“We would like to use all of what we've learned in the MAPP to move back into the space of clinical trials and trying to identify effective therapies for this condition,” says Alisa J. Stephen-Shields, PhD.
In this video, Alisa J. Stephens-Shields, PhD, discusses future research following up on the Journal of Urology study, “Clinically Important Differences for Pain and Urinary Symptoms in Urologic Chronic Pelvic Pain Syndrome: A MAPP Network Study.” Stephens-Shields is an associate professor of biostatistics, epidemiology, and informatics at the University of Pennsylvania Perelman School of Medicine in Philadelphia.
Transcription:
We would like to use all of what we've learned in the MAPP to move back into the space of clinical trials and trying to identify effective therapies for this condition. We now have a better sense of what the end points are that we should look at in our trials.
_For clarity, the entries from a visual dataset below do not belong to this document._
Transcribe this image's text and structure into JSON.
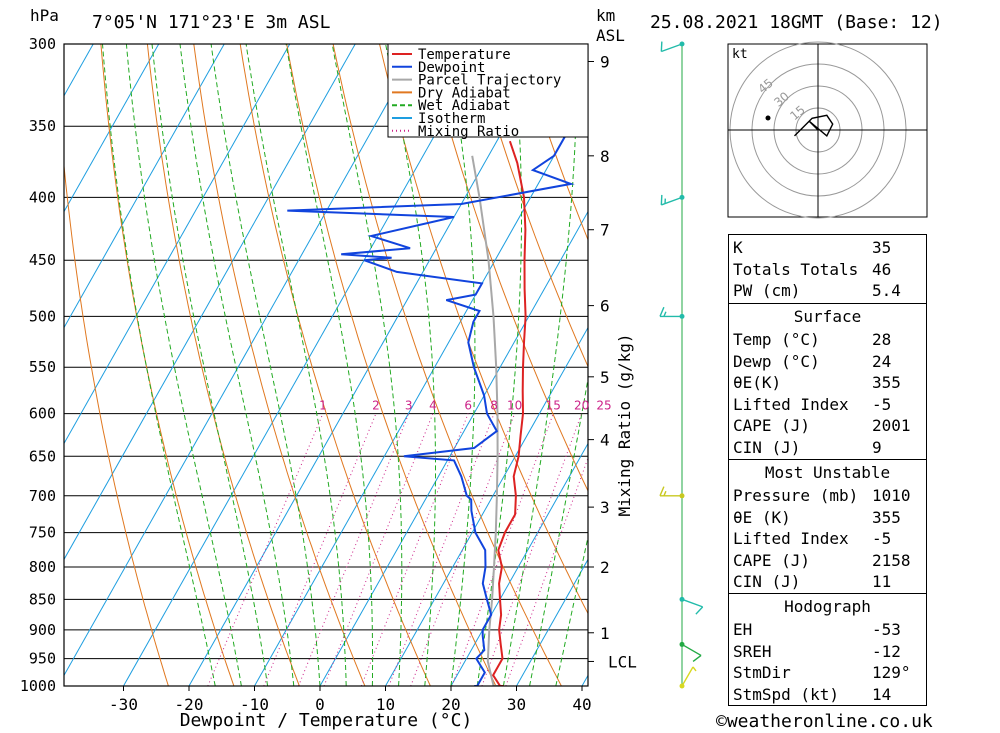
{
  "header": {
    "pressure_unit": "hPa",
    "location": "7°05'N 171°23'E 3m ASL",
    "km_unit": "km",
    "asl_unit": "ASL",
    "datetime": "25.08.2021 18GMT (Base: 12)"
  },
  "chart_data": {
    "type": "line",
    "xlabel": "Dewpoint / Temperature (°C)",
    "ylabel_right": "Mixing Ratio (g/kg)",
    "x_ticks": [
      -30,
      -20,
      -10,
      0,
      10,
      20,
      30,
      40
    ],
    "pressure_levels": [
      300,
      350,
      400,
      450,
      500,
      550,
      600,
      650,
      700,
      750,
      800,
      850,
      900,
      950,
      1000
    ],
    "height_km_ticks": [
      "9",
      "8",
      "7",
      "6",
      "5",
      "4",
      "3",
      "2",
      "1"
    ],
    "height_km_pressures": [
      310,
      370,
      425,
      490,
      560,
      630,
      715,
      800,
      905
    ],
    "lcl_label": "LCL",
    "lcl_pressure": 955,
    "mixing_ratio_labels": [
      "1",
      "2",
      "3",
      "4",
      "6",
      "8",
      "10",
      "15",
      "20",
      "25"
    ],
    "mixing_ratio_values": [
      1,
      2,
      3,
      4,
      6,
      8,
      10,
      15,
      20,
      25
    ],
    "legend": [
      "Temperature",
      "Dewpoint",
      "Parcel Trajectory",
      "Dry Adiabat",
      "Wet Adiabat",
      "Isotherm",
      "Mixing Ratio"
    ],
    "colors": {
      "temperature": "#dd2222",
      "dewpoint": "#1144dd",
      "parcel": "#a8a8a8",
      "dry_adiabat": "#e07820",
      "wet_adiabat": "#22aa22",
      "isotherm": "#1e9ee0",
      "mixing_ratio": "#cc2288"
    },
    "temperature": [
      [
        1010,
        28.5
      ],
      [
        1000,
        27.5
      ],
      [
        980,
        25.5
      ],
      [
        950,
        25.5
      ],
      [
        925,
        24.0
      ],
      [
        900,
        22.5
      ],
      [
        875,
        21.5
      ],
      [
        850,
        20.0
      ],
      [
        825,
        18.5
      ],
      [
        800,
        17.5
      ],
      [
        775,
        15.5
      ],
      [
        750,
        15.0
      ],
      [
        725,
        15.0
      ],
      [
        700,
        13.5
      ],
      [
        675,
        11.5
      ],
      [
        650,
        10.5
      ],
      [
        625,
        9.0
      ],
      [
        600,
        7.5
      ],
      [
        575,
        5.5
      ],
      [
        550,
        3.5
      ],
      [
        525,
        1.5
      ],
      [
        500,
        -0.5
      ],
      [
        475,
        -3.0
      ],
      [
        450,
        -5.5
      ],
      [
        425,
        -8.0
      ],
      [
        400,
        -11.0
      ],
      [
        375,
        -15.0
      ],
      [
        360,
        -18.0
      ]
    ],
    "dewpoint": [
      [
        1010,
        24.0
      ],
      [
        1000,
        24.0
      ],
      [
        975,
        24.0
      ],
      [
        950,
        21.5
      ],
      [
        935,
        22.0
      ],
      [
        910,
        20.5
      ],
      [
        900,
        20.0
      ],
      [
        875,
        20.0
      ],
      [
        850,
        18.0
      ],
      [
        825,
        16.0
      ],
      [
        800,
        15.0
      ],
      [
        775,
        13.5
      ],
      [
        750,
        10.5
      ],
      [
        720,
        8.0
      ],
      [
        705,
        7.0
      ],
      [
        700,
        6.0
      ],
      [
        675,
        3.5
      ],
      [
        655,
        1.0
      ],
      [
        650,
        -7.0
      ],
      [
        640,
        3.0
      ],
      [
        620,
        5.0
      ],
      [
        600,
        2.0
      ],
      [
        580,
        0.0
      ],
      [
        550,
        -4.0
      ],
      [
        525,
        -7.0
      ],
      [
        505,
        -8.0
      ],
      [
        495,
        -8.0
      ],
      [
        485,
        -14.0
      ],
      [
        480,
        -10.0
      ],
      [
        470,
        -10.0
      ],
      [
        460,
        -24.0
      ],
      [
        450,
        -30.0
      ],
      [
        448,
        -26.0
      ],
      [
        445,
        -34.0
      ],
      [
        440,
        -24.0
      ],
      [
        430,
        -31.0
      ],
      [
        415,
        -20.0
      ],
      [
        410,
        -46.0
      ],
      [
        405,
        -20.0
      ],
      [
        390,
        -5.0
      ],
      [
        380,
        -12.0
      ],
      [
        370,
        -10.0
      ],
      [
        355,
        -10.0
      ],
      [
        345,
        -14.0
      ],
      [
        330,
        -13.0
      ],
      [
        315,
        -14.0
      ],
      [
        300,
        -18.0
      ]
    ],
    "parcel": [
      [
        1010,
        28.0
      ],
      [
        1000,
        26.5
      ],
      [
        955,
        23.5
      ],
      [
        900,
        21.0
      ],
      [
        850,
        18.8
      ],
      [
        800,
        16.3
      ],
      [
        750,
        13.6
      ],
      [
        700,
        10.6
      ],
      [
        650,
        7.3
      ],
      [
        600,
        3.6
      ],
      [
        550,
        -0.6
      ],
      [
        500,
        -5.4
      ],
      [
        450,
        -11.0
      ],
      [
        400,
        -17.8
      ],
      [
        370,
        -22.5
      ]
    ],
    "isotherms": [
      -100,
      -90,
      -80,
      -70,
      -60,
      -50,
      -40,
      -30,
      -20,
      -10,
      0,
      10,
      20,
      30,
      40
    ],
    "dry_adiabats_theta_k": [
      250,
      260,
      270,
      280,
      290,
      300,
      310,
      320,
      330,
      340,
      350,
      360,
      370,
      380,
      390,
      400,
      410,
      420,
      430,
      440,
      450,
      460,
      470,
      480
    ],
    "wet_adiabats_start_c": [
      -16,
      -12,
      -8,
      -4,
      0,
      4,
      8,
      12,
      16,
      20,
      24,
      28,
      32,
      36
    ],
    "x_range": [
      -40,
      40
    ],
    "p_range": [
      300,
      1000
    ],
    "wind_barbs": [
      {
        "pressure": 300,
        "dir": 250,
        "kt": 10,
        "color": "#22bbaa"
      },
      {
        "pressure": 400,
        "dir": 250,
        "kt": 15,
        "color": "#22bbaa"
      },
      {
        "pressure": 500,
        "dir": 270,
        "kt": 15,
        "color": "#22bbaa"
      },
      {
        "pressure": 700,
        "dir": 270,
        "kt": 15,
        "color": "#c8c820"
      },
      {
        "pressure": 850,
        "dir": 110,
        "kt": 10,
        "color": "#22bbaa"
      },
      {
        "pressure": 925,
        "dir": 120,
        "kt": 10,
        "color": "#22aa44"
      },
      {
        "pressure": 1000,
        "dir": 30,
        "kt": 5,
        "color": "#d8d820"
      }
    ]
  },
  "hodograph": {
    "unit": "kt",
    "ring_labels": [
      "15",
      "30",
      "45"
    ],
    "trace": [
      [
        -8,
        -2
      ],
      [
        -2,
        4
      ],
      [
        3,
        5
      ],
      [
        5,
        2
      ],
      [
        3,
        -2
      ],
      [
        -3,
        3
      ],
      [
        0,
        0
      ]
    ]
  },
  "indices": {
    "rows": [
      {
        "label": "K",
        "value": "35"
      },
      {
        "label": "Totals Totals",
        "value": "46"
      },
      {
        "label": "PW (cm)",
        "value": "5.4"
      }
    ]
  },
  "surface": {
    "title": "Surface",
    "rows": [
      {
        "label": "Temp (°C)",
        "value": "28"
      },
      {
        "label": "Dewp (°C)",
        "value": "24"
      },
      {
        "label": "θE(K)",
        "value": "355"
      },
      {
        "label": "Lifted Index",
        "value": "-5"
      },
      {
        "label": "CAPE (J)",
        "value": "2001"
      },
      {
        "label": "CIN (J)",
        "value": "9"
      }
    ]
  },
  "most_unstable": {
    "title": "Most Unstable",
    "rows": [
      {
        "label": "Pressure (mb)",
        "value": "1010"
      },
      {
        "label": "θE (K)",
        "value": "355"
      },
      {
        "label": "Lifted Index",
        "value": "-5"
      },
      {
        "label": "CAPE (J)",
        "value": "2158"
      },
      {
        "label": "CIN (J)",
        "value": "11"
      }
    ]
  },
  "hodograph_table": {
    "title": "Hodograph",
    "rows": [
      {
        "label": "EH",
        "value": "-53"
      },
      {
        "label": "SREH",
        "value": "-12"
      },
      {
        "label": "StmDir",
        "value": "129°"
      },
      {
        "label": "StmSpd (kt)",
        "value": "14"
      }
    ]
  },
  "footer": {
    "copyright": "©weatheronline.co.uk"
  }
}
We have a better sense of the types of patients that should be recruited into these trials, and using this research as far as how to identify meaningful change is an important aspect of identifying a responder to a therapy. So the next step in this, broadly speaking, is to go back to the therapeutic trials, but now we can design much better trials that are much more likely to have positive findings with regard to effective therapies, and we know how to identify and define responders in these trials based on this research. So I would say the next steps are, let's conduct these trials.
This transcription was edited for clarity.